Hum Reprod. 2023 Oct 3;38(10):1861-1871. doi: 10.1093/humrep/dead157.
In modern post-transition societies, we are reproducing later and living longer. While the impact of age on female reproductive function has been well studied, much less is known about the intersection of age and male reproduction. Our current understanding is that advancing age brings forth a progressive decline in male fertility accompanied by a reduction in circulating testosterone levels and the appearance of age-dependent reproductive pathologies including benign prostatic hypertrophy and erectile dysfunction. Paternal ageing is also associated with a profound increase in sperm DNA damage, the appearance of multiple epigenetic changes in the germ line and an elevated mutational load in the offspring. The net result of such changes is an increase in the disease burden carried by the progeny of ageing males, including dominant genetic diseases such as Apert syndrome and achondroplasia, as well as neuropsychiatric conditions including autism and spontaneous schizophrenia. The genetic basis of these age-related effects appears to involve two fundamental mechanisms. The first is a positive selection mechanism whereby stem cells containing mutations in a mitogen-activated protein kinase pathway gain a selective advantage over their non-mutant counterparts and exhibit significant clonal expansion with the passage of time. The second is dependent on an age-dependent increase in oxidative stress which impairs the steroidogenic capacity of the Leydig cells, disrupts the ability of Sertoli cells to support the normal differentiation of germ cells, and disrupts the functional and genetic integrity of spermatozoa. Given the central importance of oxidative stress in defining the impact of chronological age on male reproduction, there may be a role for antioxidants in the clinical management of this process. While animal studies are supportive of this strategy, carefully designed clinical trials are now needed if we are to realize the therapeutic potential of this approach in a clinical context.

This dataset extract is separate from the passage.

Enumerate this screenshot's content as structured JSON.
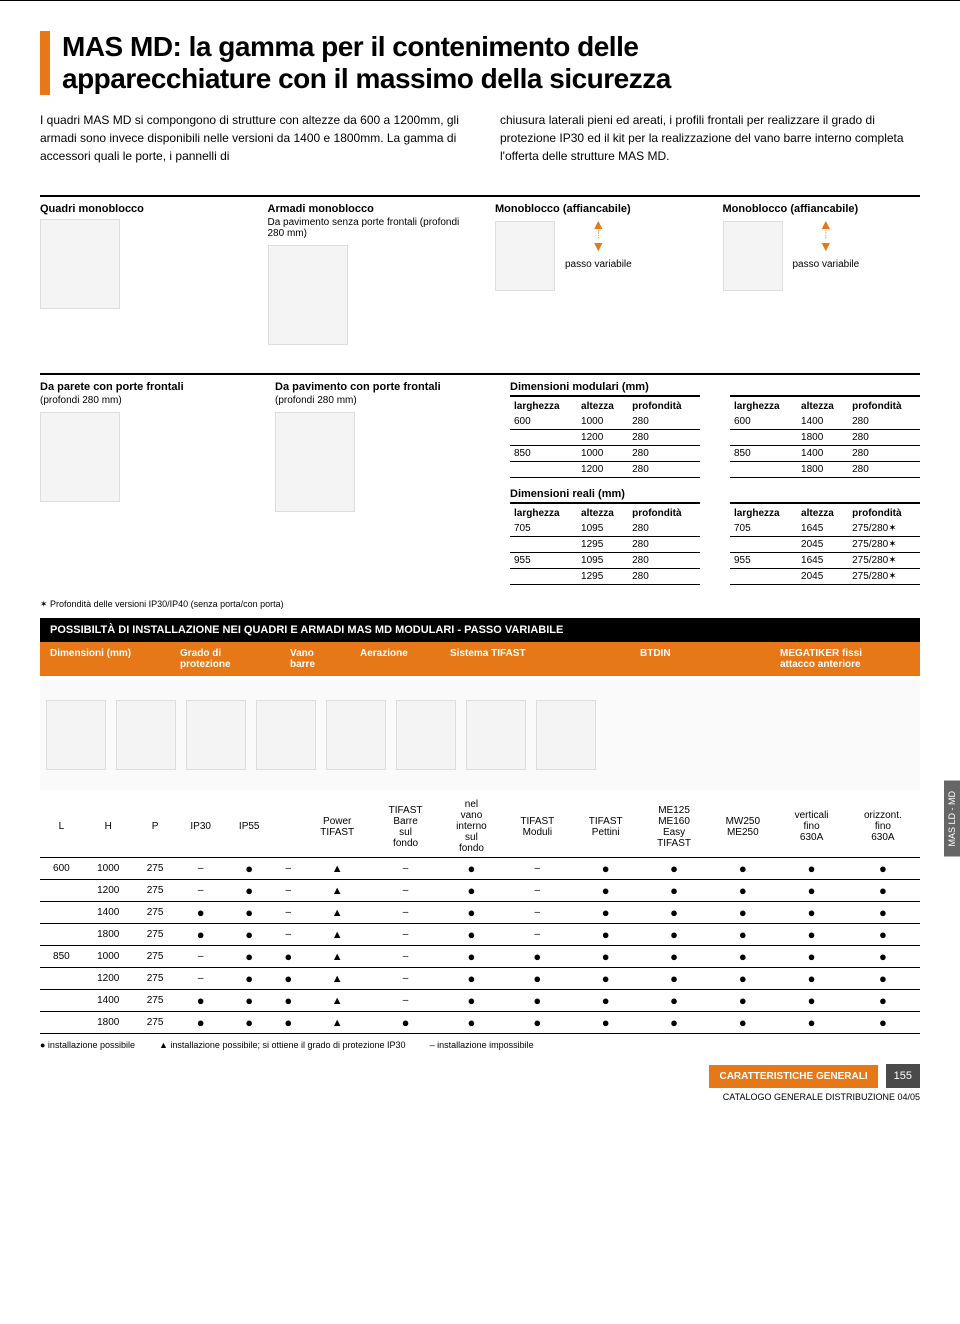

在现代后转型社会中,人们的生育年龄越来越晚,寿命也越来越长。虽然年龄对女性生殖功能的影响已经得到了充分的研究,但对于年龄与男性生殖的交叉点却知之甚少。我们目前的理解是,随着年龄的增长,男性生育能力逐渐下降,同时伴随着循环睾酮水平的降低和与年龄相关的生殖病理出现,包括良性前列腺增生和勃起功能障碍。父亲的衰老也与精子 DNA 损伤的显著增加、生殖系中出现多种表观遗传变化以及后代突变负荷的升高有关。这些变化的净结果是,衰老男性后代的疾病负担增加,包括显性遗传疾病,如 Apert 综合征和软骨发育不全,以及神经精神疾病,如自闭症和自发性精神分裂症。这些与年龄相关的影响的遗传基础似乎涉及两个基本机制。第一个是正选择机制,其中含有丝裂原激活的蛋白激酶途径突变的干细胞相对于其非突变对应物获得了选择性优势,并随着时间的推移表现出显著的克隆扩张。第二个机制依赖于与年龄相关的氧化应激增加,这会损害莱迪希细胞的甾体生成能力,破坏支持精子细胞正常分化的支持细胞的能力,并破坏精子的功能和遗传完整性。鉴于氧化应激在定义年龄对男性生殖的影响方面的核心重要性,抗氧化剂可能在这一过程的临床管理中发挥作用。虽然动物研究支持这一策略,但如果我们要在临床环境中实现这一方法的治疗潜力,现在就需要精心设计的临床试验。